Sebagai contoh, Hizbut Tahrir yang dilarang di negeri asalnya, di Timur Tengah, kemudian laris manis di sini hanya dengan menambahkan kata Indonesia. Jadi yang semula Hizbut Tahrir lalu menjadi Hizbut Tahrir Indonesia (HTI). Di negeri asalnya, Hizbut Tahrir dilarang karena pandangan politiknya yang berbeda dengan pemerintah. Keinginannya untuk mendirikan negara sesuai dengan prinsipnya itu yang kemudian memantik reaksi pemerintah dan masyarakat di Libanon untuk menolaknya dan membreidelnya.
Namun di Indonesia, Hizbut Tahrir Indonesia (HTI) memasuki kawasan baru yang menjanjikan. Dengan memasuki dunia kampus, yang notabene merupakan tempat untuk mendidik calon pemimpin masa depan dan pemimpin bangsa, maka HTI lalu mengepakkan sayapnya sedemikian rupa. Dengan metode yang amat canggih dan nyaris tidak dimiliki oleh organisasi ekstra kampus lainnya, maka HTI menggemakan konsep “Islam Kaffah”, “khilafah Islamiyah”, “Islam Paripurna”, Islam Syumuliyah” dan sebagainya yang kemudian menjadi daya pikat luar biasa di kalangan para mahasiswa.
Mereka menyasar di berbagai masjid kampus, dengan menguasai SDM masjid kampus, dan kemudian menjadikan masjid sebagai basis gerakannya, sehingga tempat paling strategis itu dikuasainya. Sementara itu, organisasi yang mengusung basis Keislaman, seperti Himpunan Mahasiswa Islam (HMI), Pergerakan Mahasiswa Islam Indonesia (PMII), Ikatan Mahasiswa Muhammadiyah (IMM), Gerakan Pemuda Anshar, Ikatan Pemuda Muhammadiyah dan sebagainya justru keluar ring atau berada di luar. Akibatnya, potensi anak-anak muda itu dibina dan dididik oleh aktivis masjid kampus yang kebanyakan atau bahkan seluruhnya merupakan aktivis HTI, KAMMI atau organisasi Islam senafas lainnya.

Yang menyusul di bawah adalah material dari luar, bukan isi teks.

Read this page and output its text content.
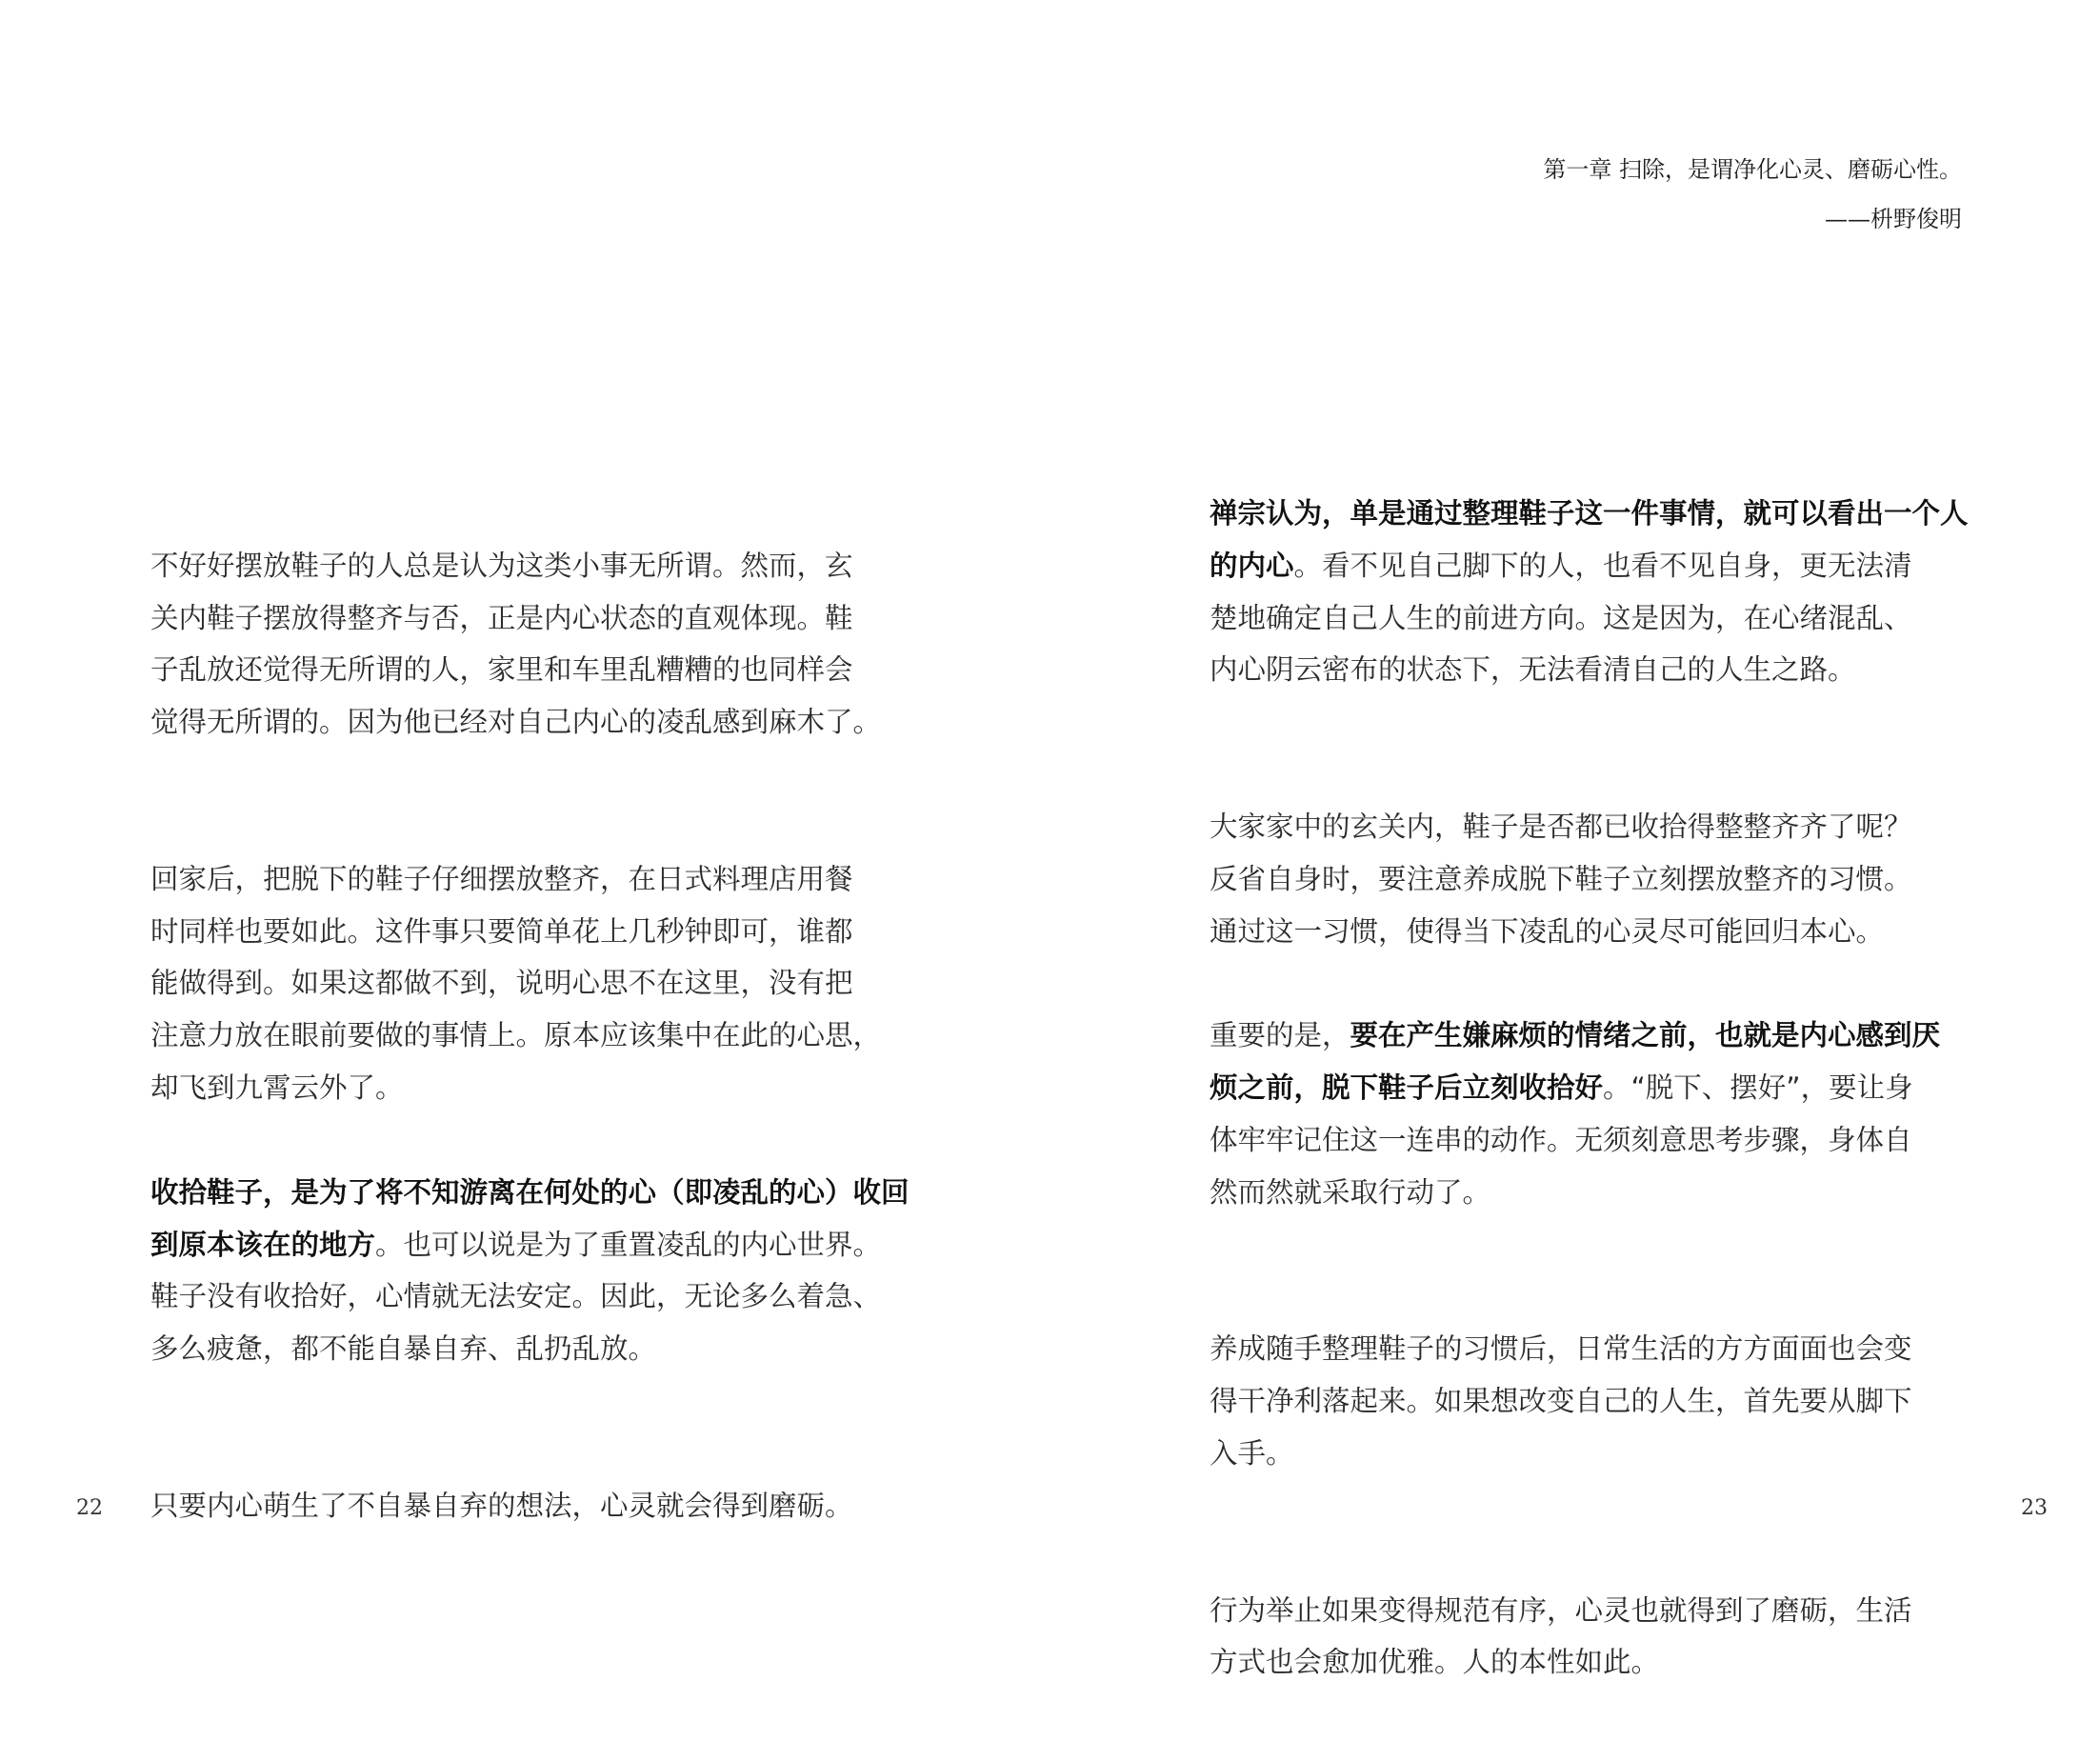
不好好摆放鞋子的人总是认为这类小事无所谓。然而，玄
关内鞋子摆放得整齐与否，正是内心状态的直观体现。鞋
子乱放还觉得无所谓的人，家里和车里乱糟糟的也同样会
觉得无所谓的。因为他已经对自己内心的凌乱感到麻木了。

回家后，把脱下的鞋子仔细摆放整齐，在日式料理店用餐
时同样也要如此。这件事只要简单花上几秒钟即可，谁都
能做得到。如果这都做不到，说明心思不在这里，没有把
注意力放在眼前要做的事情上。原本应该集中在此的心思，
却飞到九霄云外了。

收拾鞋子，是为了将不知游离在何处的心（即凌乱的心）收回
到原本该在的地方。也可以说是为了重置凌乱的内心世界。
鞋子没有收拾好，心情就无法安定。因此，无论多么着急、
多么疲惫，都不能自暴自弃、乱扔乱放。

只要内心萌生了不自暴自弃的想法，心灵就会得到磨砺。

22
第一章 扫除，是谓净化心灵、磨砺心性。
——枡野俊明

禅宗认为，单是通过整理鞋子这一件事情，就可以看出一个人
的内心。看不见自己脚下的人，也看不见自身，更无法清
楚地确定自己人生的前进方向。这是因为，在心绪混乱、
内心阴云密布的状态下，无法看清自己的人生之路。

大家家中的玄关内，鞋子是否都已收拾得整整齐齐了呢？
反省自身时，要注意养成脱下鞋子立刻摆放整齐的习惯。
通过这一习惯，使得当下凌乱的心灵尽可能回归本心。

重要的是，要在产生嫌麻烦的情绪之前，也就是内心感到厌
烦之前，脱下鞋子后立刻收拾好。“脱下、摆好”，要让身
体牢牢记住这一连串的动作。无须刻意思考步骤，身体自
然而然就采取行动了。

养成随手整理鞋子的习惯后，日常生活的方方面面也会变
得干净利落起来。如果想改变自己的人生，首先要从脚下
入手。

行为举止如果变得规范有序，心灵也就得到了磨砺，生活
方式也会愈加优雅。人的本性如此。

23
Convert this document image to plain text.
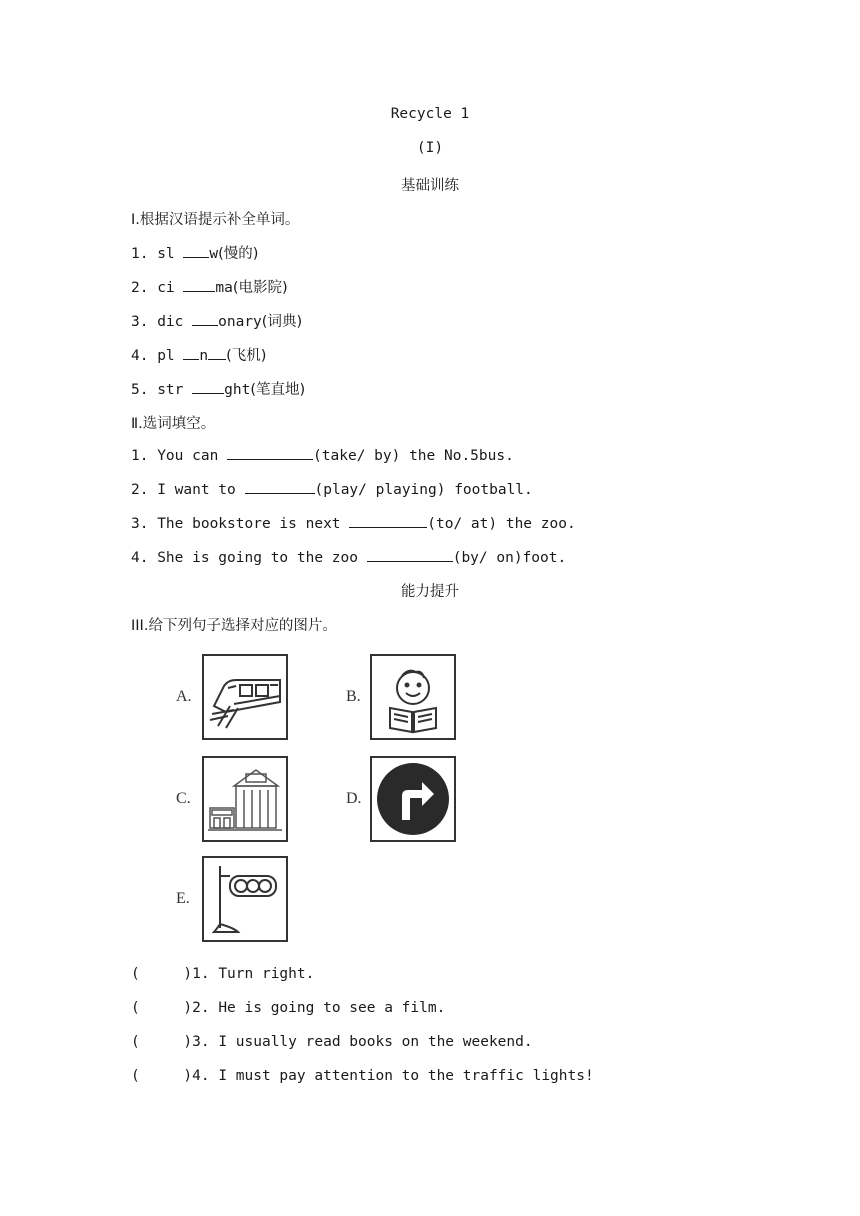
Recycle 1
(I)
基础训练
Ⅰ.根据汉语提示补全单词。
1. sl w(慢的)
2. ci ma(电影院)
3. dic onary(词典)
4. pl n (飞机)
5. str ght(笔直地)
Ⅱ.选词填空。
1. You can	(take/ by) the No.5bus.
2. I want to	(play/ playing) football.
3. The bookstore is next	(to/ at) the zoo.
4. She is going to the zoo	(by/ on)foot.
能力提升
III.给下列句子选择对应的图片。
A.	B.
C.	D.
E.
(	)1. Turn right.
(	)2. He is going to see a film.
(	)3. I usually read books on the weekend.
(	)4. I must pay attention to the traffic lights!
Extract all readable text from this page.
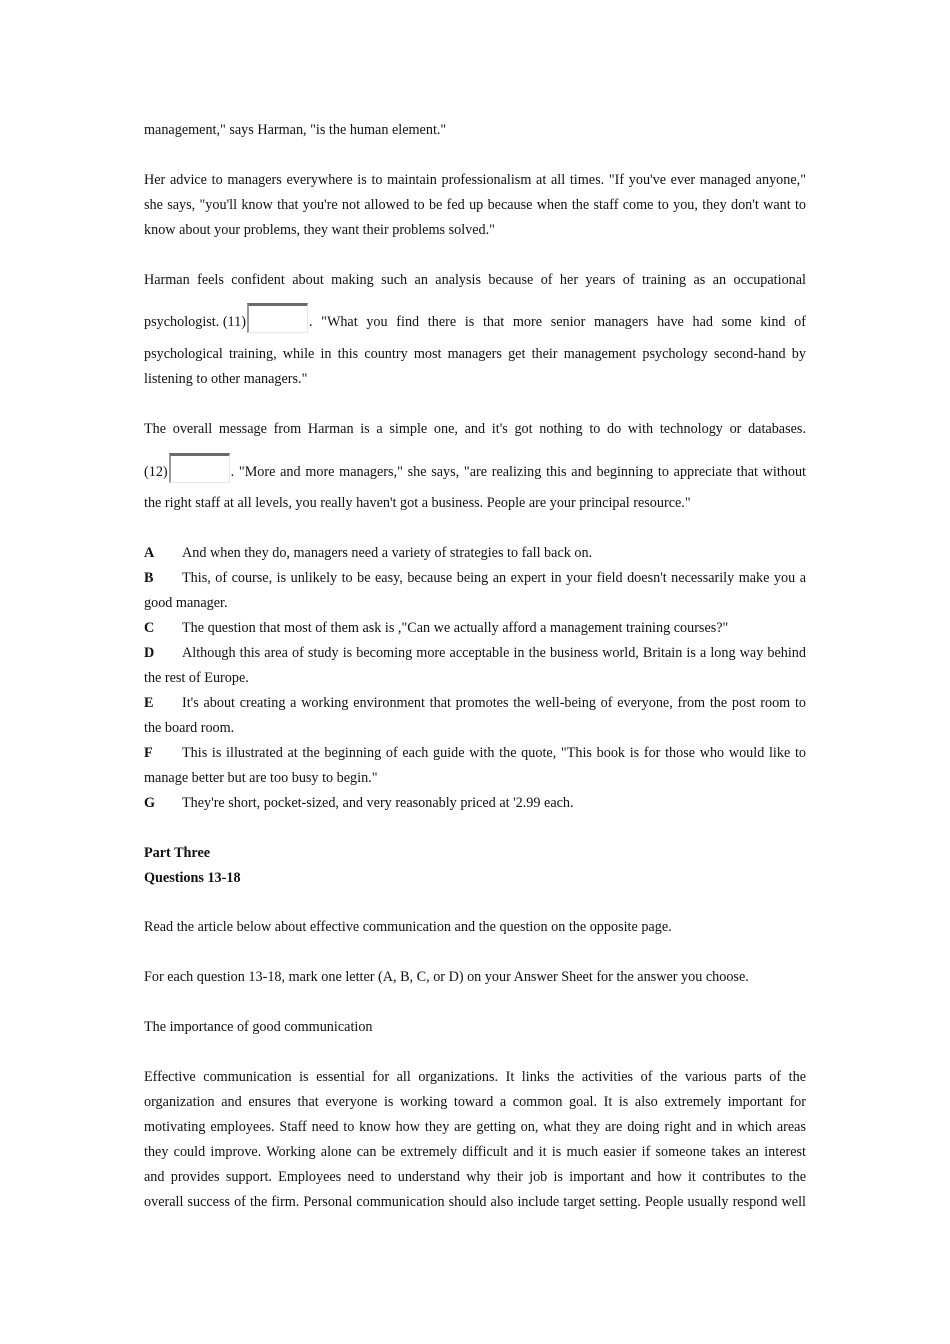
management," says Harman, "is the human element."
Her advice to managers everywhere is to maintain professionalism at all times. "If you've ever managed anyone,"
she says, "you'll know that you're not allowed to be fed up because when the staff come to you, they don't want to
know about your problems, they want their problems solved."
Harman feels confident about making such an analysis because of her years of training as an occupational
psychologist. (11)	. "What you find there is that more senior managers have had some kind of
psychological training, while in this country most managers get their management psychology second-hand by
listening to other managers."
The overall message from Harman is a simple one, and it's got nothing to do with technology or databases.
(12)	. "More and more managers," she says, "are realizing this and beginning to appreciate that without
the right staff at all levels, you really haven't got a business. People are your principal resource."
A And when they do, managers need a variety of strategies to fall back on.
B This, of course, is unlikely to be easy, because being an expert in your field doesn't necessarily make you a
good manager.
C The question that most of them ask is ,"Can we actually afford a management training courses?"
D Although this area of study is becoming more acceptable in the business world, Britain is a long way behind
the rest of Europe.
E It's about creating a working environment that promotes the well-being of everyone, from the post room to
the board room.
F This is illustrated at the beginning of each guide with the quote, "This book is for those who would like to
manage better but are too busy to begin."
G They're short, pocket-sized, and very reasonably priced at '2.99 each.
Part Three
Questions 13-18
Read the article below about effective communication and the question on the opposite page.
For each question 13-18, mark one letter (A, B, C, or D) on your Answer Sheet for the answer you choose.
The importance of good communication
Effective communication is essential for all organizations. It links the activities of the various parts of the
organization and ensures that everyone is working toward a common goal. It is also extremely important for
motivating employees. Staff need to know how they are getting on, what they are doing right and in which areas
they could improve. Working alone can be extremely difficult and it is much easier if someone takes an interest
and provides support. Employees need to understand why their job is important and how it contributes to the
overall success of the firm. Personal communication should also include target setting. People usually respond well
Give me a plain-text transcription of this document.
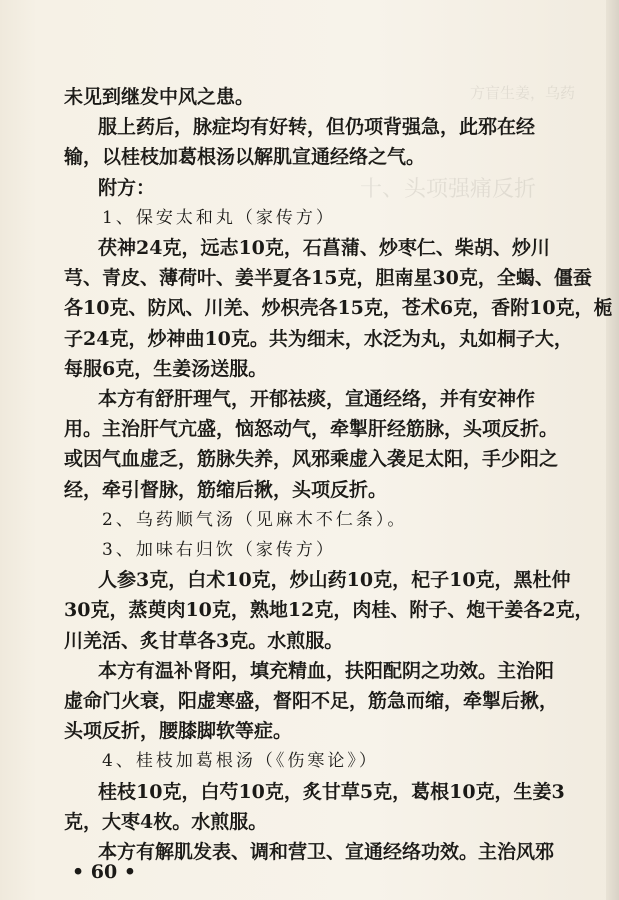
方盲生姜，乌药
十、头项强痛反折
未见到继发中风之患。
服上药后，脉症均有好转，但仍项背强急，此邪在经
输，以桂枝加葛根汤以解肌宣通经络之气。
附方：
1、保安太和丸（家传方）
茯神24克，远志10克，石菖蒲、炒枣仁、柴胡、炒川
芎、青皮、薄荷叶、姜半夏各15克，胆南星30克，全蝎、僵蚕
各10克、防风、川羌、炒枳壳各15克，苍术6克，香附10克，栀
子24克，炒神曲10克。共为细末，水泛为丸，丸如桐子大，
每服6克，生姜汤送服。
本方有舒肝理气，开郁祛痰，宣通经络，并有安神作
用。主治肝气亢盛，恼怒动气，牵掣肝经筋脉，头项反折。
或因气血虚乏，筋脉失养，风邪乘虚入袭足太阳，手少阳之
经，牵引督脉，筋缩后揪，头项反折。
2、乌药顺气汤（见麻木不仁条）。
3、加味右归饮（家传方）
人参3克，白术10克，炒山药10克，杞子10克，黑杜仲
30克，蒸萸肉10克，熟地12克，肉桂、附子、炮干姜各2克，
川羌活、炙甘草各3克。水煎服。
本方有温补肾阳，填充精血，扶阳配阴之功效。主治阳
虚命门火衰，阳虚寒盛，督阳不足，筋急而缩，牵掣后揪，
头项反折，腰膝脚软等症。
4、桂枝加葛根汤（《伤寒论》）
桂枝10克，白芍10克，炙甘草5克，葛根10克，生姜3
克，大枣4枚。水煎服。
本方有解肌发表、调和营卫、宣通经络功效。主治风邪
• 60 •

Mereka, para aktivis HTI, KAMMI dan sebagainya juga menguasai pesantren-pesantren kampus. Lembaga asrama mahasiswa ini menjadi ajang bagi proses indoktrinasi yang sangat strategis untuk menyebarkan ajaran dan faham keagamaan yang diyakininya itu. Itulah sebabnya semakin banyak elemen mahasiswa yang menjadi aktivis atau sekurang-kurangnya pendukung terhadap gerakan khilafah dan sebagainya.
Ini merupakan kenyataan dan bukan lagi impian. Oleh karena itu jika kemudian banyak anak-anak pintar di perguruan tinggi yang terlibat di dalam organisasi ini, maka hal ini tentu disebabkan strategi perjuangan mereka yang memang hebat. Dengan menjadikan anak-anak muda yang pintar di berbagai lembaga pendidikan tinggi sebagai simpatisan atau aktivis, maka dapat dipastikan bahwa mereka akan memperoleh amunisi baru yang hebat dengan semangat luar biasa. Strategi menempatkan sasarannya pada anak-anak muda yang ke depan akan menjadi penggerak bangsa ini, maka dapat dipastikan bahwa mereka akan menangguk keuntungan yang sangat tinggi. Di satu sisi akan diperoleh agen-agen fundamental yang militant dan di satu sisi akan didapatkan sumber potensi di lembaga pemerintah yang sangat baik. Dengan demiian, dua keuntungan yang sekaligus bisa dipanen dari strategi jitu yang diterapkannya.
Bukannya para aparat pemerintah tidak sadar akan hal ini, akan tetapi tentu ada kegamangan di dalam melakukan tindakan melawannya. Sering mereka (kaum HTI, KAMMI dan sebagainya) juga menggunakan HAM untuk melawan aparat pemerintah, tetapi di sisi lain mereka menolak HAM yang dianggapnya tidak bersumber dari ajaran agama dan berasal dari dunia Barat.
Kegamangan itu tentu terkait dengan ketiadaan regulasi yang bisa dijadikan untuk mementahkan strategi pergerakan radikalisme atau fundamentalisme untuk terus melakukan maneuver dalam rangka merekrut dan melakukan gerakan kekerasan. Makanya, jika diketahui bahwa upaya untuk meredam radikalisme seakan berjalan di tempat tentu tidak lain adalah karena ketiadaan regulasi ini.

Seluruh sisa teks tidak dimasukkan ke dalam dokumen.